All over India salt was illegally made, sold and purchased, Rajmohan continues, “Often the action was en masse. In south Kheda’s coastal village of Badalpur, around 20,000 people illegally picked up salt on 13th April… In the south Rajagopalachari led an army of 100 carefully selected satyagrahis on a 145-mile track to Vedaranyam on the Bay of Bengal. Those providing food or accommodation to the marches were harassed and in several cases imprisoned, but the people supported C.R (Rajaji). On 30th April his marches were able to defy the law, make salt and invite arrest. The officer who tried to suppress the Vedarahyam march, J.A Thorns, reported ‘If there existed a fervid sense of devotion to the government it is now defunct’.”
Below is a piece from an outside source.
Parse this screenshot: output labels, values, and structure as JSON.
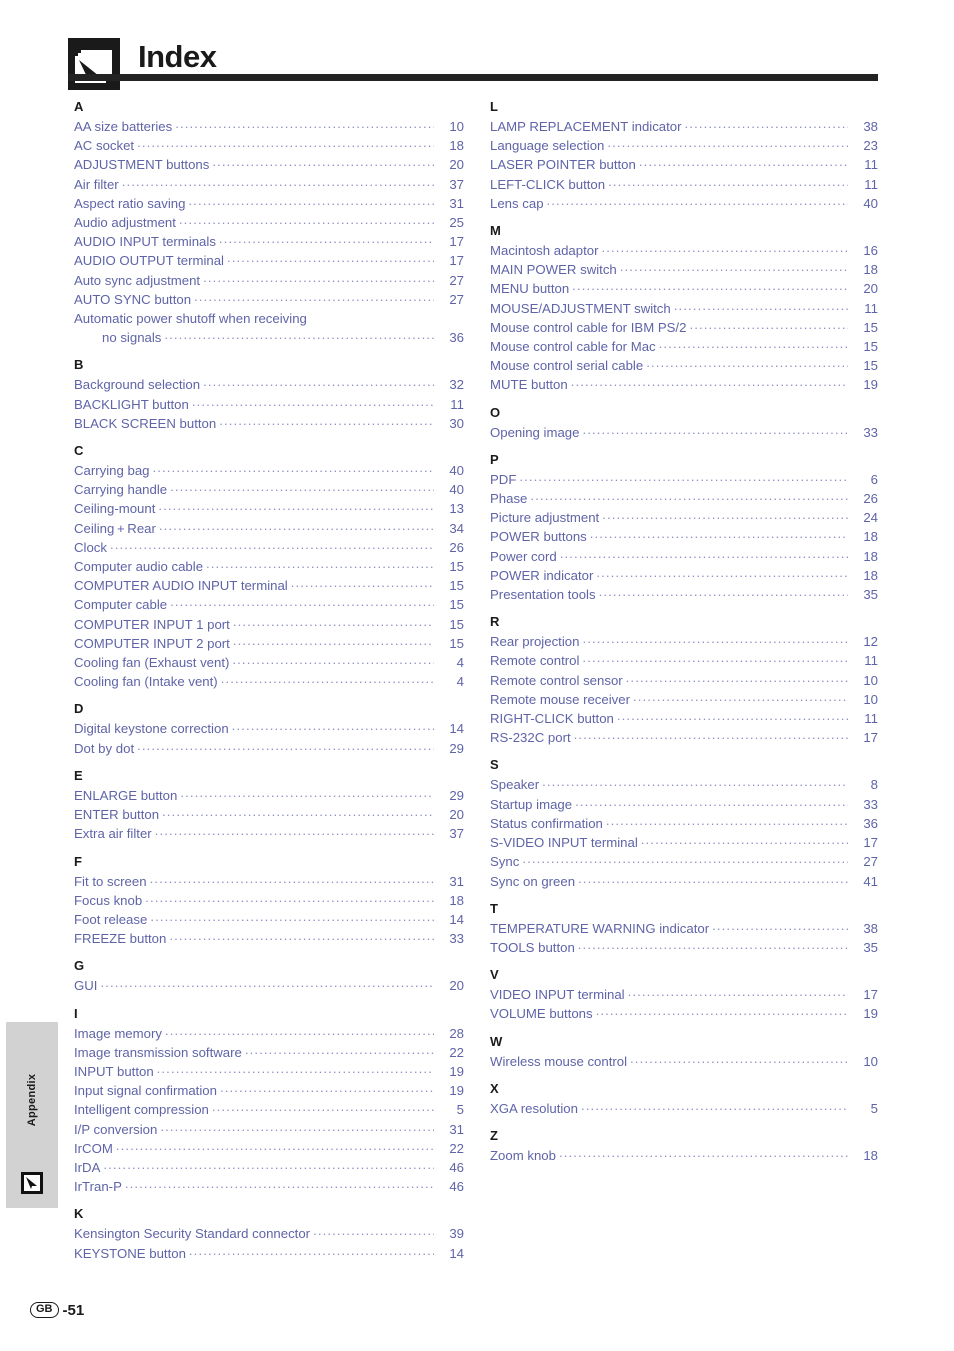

The most comprehensive book on the Salt March has been written by Thomas Weber, an Australian academic. He had been researching and writing on Gandhi for twenty years. He had visited India several times. In 1983 he came with the intention of writing a book on Gandhi’s march to Dandi to break the salt law, imposed by the British in the 1880s. Weber book is 543 pages long with many illustrations.
What did Dandi march achieve? Here is Weber’s answer:
“Perhaps one of the best gauges of success of the Salt March is the way it has entered popular mythology. Talking to those old enough to remember the heady days of 1930, the consistent response is that the event transformed the feeling in the country from one of pessimism to revolution, that nothing which could now be said about those times could possibly capture the intense sense of drama and drama that surrounded the event, that the movement changed the country before and after the Dandi March was not the same.”